The initiation interval of the main loop should be identified. To locate the initiation interval of the loop:

  1. Add the -v option to the AI Engine compiler to output a verbose report of kernel compilation.
  2. Open the kernel compilation log, for example, Work/aie/<COL_ROW>/<COL_ROW>.log.
  3. In the log, search keywords, such as do-loop, to find the initiation interval of the loop.
    An example result follows:
    HW do-loop #2821 in ".../fir_32tap_vector.cc", line 21: (loop #3) :
    critical cycle of length 130 : ...
    minimum length due to resources: 128
    scheduling HW do-loop #2821
    (algo 2) -> # cycles: ......
    NOTE: automatically decreased the number of used priority functions to 3 to reduce runtime
    -> # cycles: .....183 (exceeds -k 110) -> no folding: 183
    -> HW do-loop #2821 in ".../Vitis/<VERSION>/aietools/include/adf/stream/me/stream_utils.h", line 870: (loop #3) : 183 cycles
    where:
    • The initiation interval of the loop is 183. This means that a sample is produced in roughly 183/32~=6 cycles.
    • The message (exceeds -k 110) -> no folding indicates that the scheduler is not attempting software pipelining because the loop cycle count exceeds a limit.
  4. To override the loop cycle limit, add a user constraint, such as --Xchess="fir_32tap_vector:backend.mist2.maxfoldk=200" to the AI Engine compiler.

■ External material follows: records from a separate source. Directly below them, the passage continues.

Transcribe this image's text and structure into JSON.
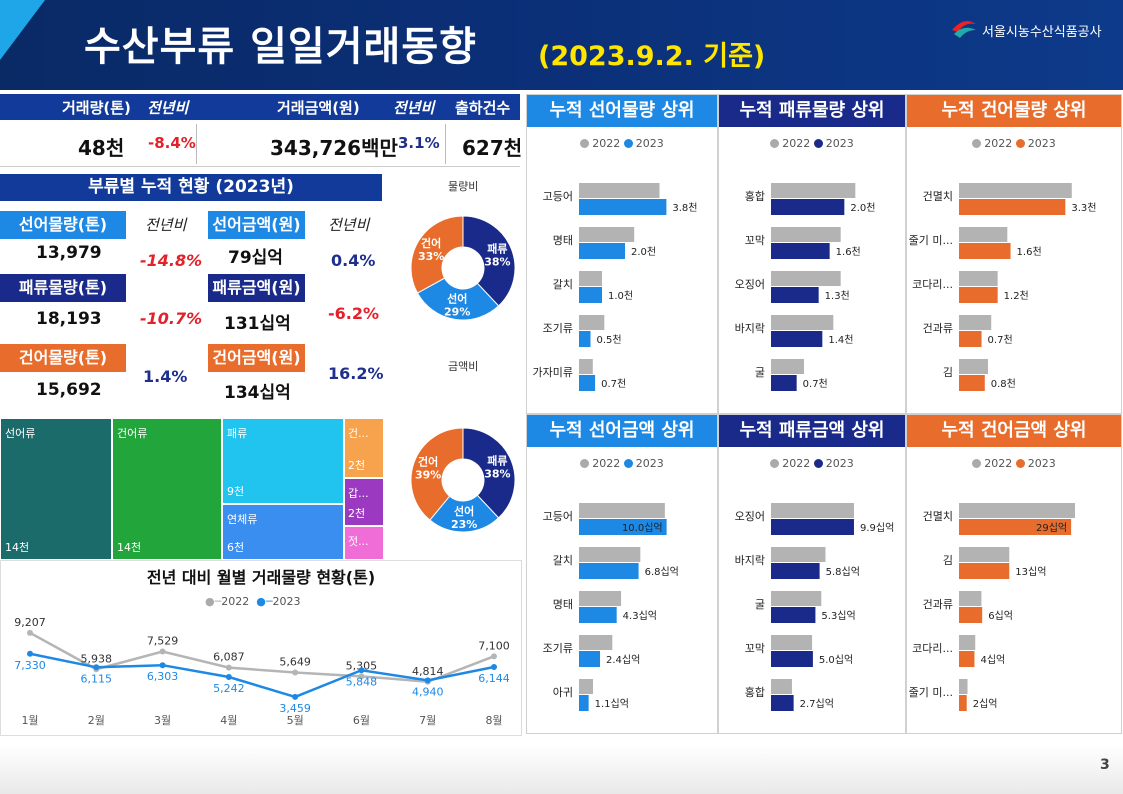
{
  "header": {
    "title": "수산부류 일일거래동향",
    "date": "(2023.9.2. 기준)",
    "org": "서울시농수산식품공사"
  },
  "kpi": {
    "h_volume": "거래량(톤)",
    "h_yoy1": "전년비",
    "h_amount": "거래금액(원)",
    "h_yoy2": "전년비",
    "h_shipments": "출하건수",
    "volume_num": "48",
    "volume_unit": "천",
    "volume_yoy": "-8.4%",
    "amount_num": "343,726",
    "amount_unit": "백만",
    "amount_yoy": "3.1%",
    "shipments_num": "627",
    "shipments_unit": "천"
  },
  "cum": {
    "title": "부류별 누적 현황 (2023년)",
    "yoy_label1": "전년비",
    "yoy_label2": "전년비",
    "rows": [
      {
        "vol_label": "선어물량(톤)",
        "vol": "13,979",
        "vol_yoy": "-14.8%",
        "amt_label": "선어금액(원)",
        "amt_num": "79",
        "amt_unit": "십억",
        "amt_yoy": "0.4%"
      },
      {
        "vol_label": "패류물량(톤)",
        "vol": "18,193",
        "vol_yoy": "-10.7%",
        "amt_label": "패류금액(원)",
        "amt_num": "131",
        "amt_unit": "십억",
        "amt_yoy": "-6.2%"
      },
      {
        "vol_label": "건어물량(톤)",
        "vol": "15,692",
        "vol_yoy": "1.4%",
        "amt_label": "건어금액(원)",
        "amt_num": "134",
        "amt_unit": "십억",
        "amt_yoy": "16.2%"
      }
    ]
  },
  "donuts": {
    "volume_title": "물량비",
    "amount_title": "금액비",
    "volume": [
      {
        "name": "패류",
        "value": 38,
        "color": "#1a2a8a"
      },
      {
        "name": "선어",
        "value": 29,
        "color": "#1e88e5"
      },
      {
        "name": "건어",
        "value": 33,
        "color": "#e86c2b"
      }
    ],
    "amount": [
      {
        "name": "패류",
        "value": 38,
        "color": "#1a2a8a"
      },
      {
        "name": "선어",
        "value": 23,
        "color": "#1e88e5"
      },
      {
        "name": "건어",
        "value": 39,
        "color": "#e86c2b"
      }
    ]
  },
  "treemap": [
    {
      "name": "선어류",
      "value": "14천",
      "color": "#1c6b6b"
    },
    {
      "name": "건어류",
      "value": "14천",
      "color": "#22a53a"
    },
    {
      "name": "패류",
      "value": "9천",
      "color": "#21c4ef"
    },
    {
      "name": "연체류",
      "value": "6천",
      "color": "#3a8ef0"
    },
    {
      "name": "건...",
      "value": "2천",
      "color": "#f7a24c"
    },
    {
      "name": "갑...",
      "value": "2천",
      "color": "#9b3ac0"
    },
    {
      "name": "젓...",
      "value": "",
      "color": "#f06cd6"
    }
  ],
  "line": {
    "title": "전년 대비 월별 거래물량 현황(톤)",
    "months": [
      "1월",
      "2월",
      "3월",
      "4월",
      "5월",
      "6월",
      "7월",
      "8월"
    ],
    "s2022": [
      9207,
      5938,
      7529,
      6087,
      5649,
      5305,
      4814,
      7100
    ],
    "s2023": [
      7330,
      6115,
      6303,
      5242,
      3459,
      5848,
      4940,
      6144
    ],
    "labels2022": [
      "9,207",
      "5,938",
      "7,529",
      "6,087",
      "5,649",
      "5,305",
      "4,814",
      "7,100"
    ],
    "labels2023": [
      "7,330",
      "6,115",
      "6,303",
      "5,242",
      "3,459",
      "5,848",
      "4,940",
      "6,144"
    ],
    "legend": [
      "2022",
      "2023"
    ]
  },
  "panels": [
    {
      "title": "누적 선어물량 상위",
      "hcolor": "#1e88e5",
      "color": "#1e88e5",
      "legend": [
        "2022",
        "2023"
      ],
      "max": 4.0,
      "items": [
        {
          "name": "고등어",
          "v22": 3.5,
          "v23": 3.8,
          "label": "3.8천"
        },
        {
          "name": "명태",
          "v22": 2.4,
          "v23": 2.0,
          "label": "2.0천"
        },
        {
          "name": "갈치",
          "v22": 1.0,
          "v23": 1.0,
          "label": "1.0천"
        },
        {
          "name": "조기류",
          "v22": 1.1,
          "v23": 0.5,
          "label": "0.5천"
        },
        {
          "name": "가자미류",
          "v22": 0.6,
          "v23": 0.7,
          "label": "0.7천"
        }
      ]
    },
    {
      "title": "누적 패류물량 상위",
      "hcolor": "#1a2a8a",
      "color": "#1a2a8a",
      "legend": [
        "2022",
        "2023"
      ],
      "max": 2.4,
      "items": [
        {
          "name": "홍합",
          "v22": 2.3,
          "v23": 2.0,
          "label": "2.0천"
        },
        {
          "name": "꼬막",
          "v22": 1.9,
          "v23": 1.6,
          "label": "1.6천"
        },
        {
          "name": "오징어",
          "v22": 1.9,
          "v23": 1.3,
          "label": "1.3천"
        },
        {
          "name": "바지락",
          "v22": 1.7,
          "v23": 1.4,
          "label": "1.4천"
        },
        {
          "name": "굴",
          "v22": 0.9,
          "v23": 0.7,
          "label": "0.7천"
        }
      ]
    },
    {
      "title": "누적 건어물량 상위",
      "hcolor": "#e86c2b",
      "color": "#e86c2b",
      "legend": [
        "2022",
        "2023"
      ],
      "max": 3.6,
      "items": [
        {
          "name": "건멸치",
          "v22": 3.5,
          "v23": 3.3,
          "label": "3.3천"
        },
        {
          "name": "줄기 미...",
          "v22": 1.5,
          "v23": 1.6,
          "label": "1.6천"
        },
        {
          "name": "코다리...",
          "v22": 1.2,
          "v23": 1.2,
          "label": "1.2천"
        },
        {
          "name": "건과류",
          "v22": 1.0,
          "v23": 0.7,
          "label": "0.7천"
        },
        {
          "name": "김",
          "v22": 0.9,
          "v23": 0.8,
          "label": "0.8천"
        }
      ]
    },
    {
      "title": "누적 선어금액 상위",
      "hcolor": "#1e88e5",
      "color": "#1e88e5",
      "legend": [
        "2022",
        "2023"
      ],
      "max": 10.5,
      "items": [
        {
          "name": "고등어",
          "v22": 9.8,
          "v23": 10.0,
          "label": "10.0십억",
          "inside": true
        },
        {
          "name": "갈치",
          "v22": 7.0,
          "v23": 6.8,
          "label": "6.8십억"
        },
        {
          "name": "명태",
          "v22": 4.8,
          "v23": 4.3,
          "label": "4.3십억"
        },
        {
          "name": "조기류",
          "v22": 3.8,
          "v23": 2.4,
          "label": "2.4십억"
        },
        {
          "name": "아귀",
          "v22": 1.6,
          "v23": 1.1,
          "label": "1.1십억"
        }
      ]
    },
    {
      "title": "누적 패류금액 상위",
      "hcolor": "#1a2a8a",
      "color": "#1a2a8a",
      "legend": [
        "2022",
        "2023"
      ],
      "max": 10.5,
      "items": [
        {
          "name": "오징어",
          "v22": 9.9,
          "v23": 9.9,
          "label": "9.9십억"
        },
        {
          "name": "바지락",
          "v22": 6.5,
          "v23": 5.8,
          "label": "5.8십억"
        },
        {
          "name": "굴",
          "v22": 6.0,
          "v23": 5.3,
          "label": "5.3십억"
        },
        {
          "name": "꼬막",
          "v22": 4.9,
          "v23": 5.0,
          "label": "5.0십억"
        },
        {
          "name": "홍합",
          "v22": 2.5,
          "v23": 2.7,
          "label": "2.7십억"
        }
      ]
    },
    {
      "title": "누적 건어금액 상위",
      "hcolor": "#e86c2b",
      "color": "#e86c2b",
      "legend": [
        "2022",
        "2023"
      ],
      "max": 30,
      "items": [
        {
          "name": "건멸치",
          "v22": 30,
          "v23": 29,
          "label": "29십억",
          "inside": true
        },
        {
          "name": "김",
          "v22": 13,
          "v23": 13,
          "label": "13십억"
        },
        {
          "name": "건과류",
          "v22": 5.8,
          "v23": 6,
          "label": "6십억"
        },
        {
          "name": "코다리...",
          "v22": 4.2,
          "v23": 4,
          "label": "4십억"
        },
        {
          "name": "줄기 미...",
          "v22": 2.2,
          "v23": 2,
          "label": "2십억"
        }
      ]
    }
  ],
  "page_number": "3",
  "chart_data": [
    {
      "type": "line",
      "title": "전년 대비 월별 거래물량 현황(톤)",
      "categories": [
        "1월",
        "2월",
        "3월",
        "4월",
        "5월",
        "6월",
        "7월",
        "8월"
      ],
      "series": [
        {
          "name": "2022",
          "values": [
            9207,
            5938,
            7529,
            6087,
            5649,
            5305,
            4814,
            7100
          ]
        },
        {
          "name": "2023",
          "values": [
            7330,
            6115,
            6303,
            5242,
            3459,
            5848,
            4940,
            6144
          ]
        }
      ]
    },
    {
      "type": "pie",
      "title": "물量비",
      "categories": [
        "패류",
        "선어",
        "건어"
      ],
      "values": [
        38,
        29,
        33
      ]
    },
    {
      "type": "pie",
      "title": "금액비",
      "categories": [
        "패류",
        "선어",
        "건어"
      ],
      "values": [
        38,
        23,
        39
      ]
    }
  ]
}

    The example result is then as follows:

    (resume algo)	  -> after folding: 160  (folded over 1 iterations)
      -> HW do-loop #3518 in ".../Vitis/<VERSION>/aietools/include/adf/stream/me/stream_utils.h", line 277: (loop #3) : 160 cycles
    where, the software requires roughly 160/32=5 cycles to produce a sample.
    Note: The exact number of cycles may fluctuate slightly based on the specific compiler settings and the version of the compiler being used. However, the analysis techniques described in this section remain relevant and applicable regardless of these variations.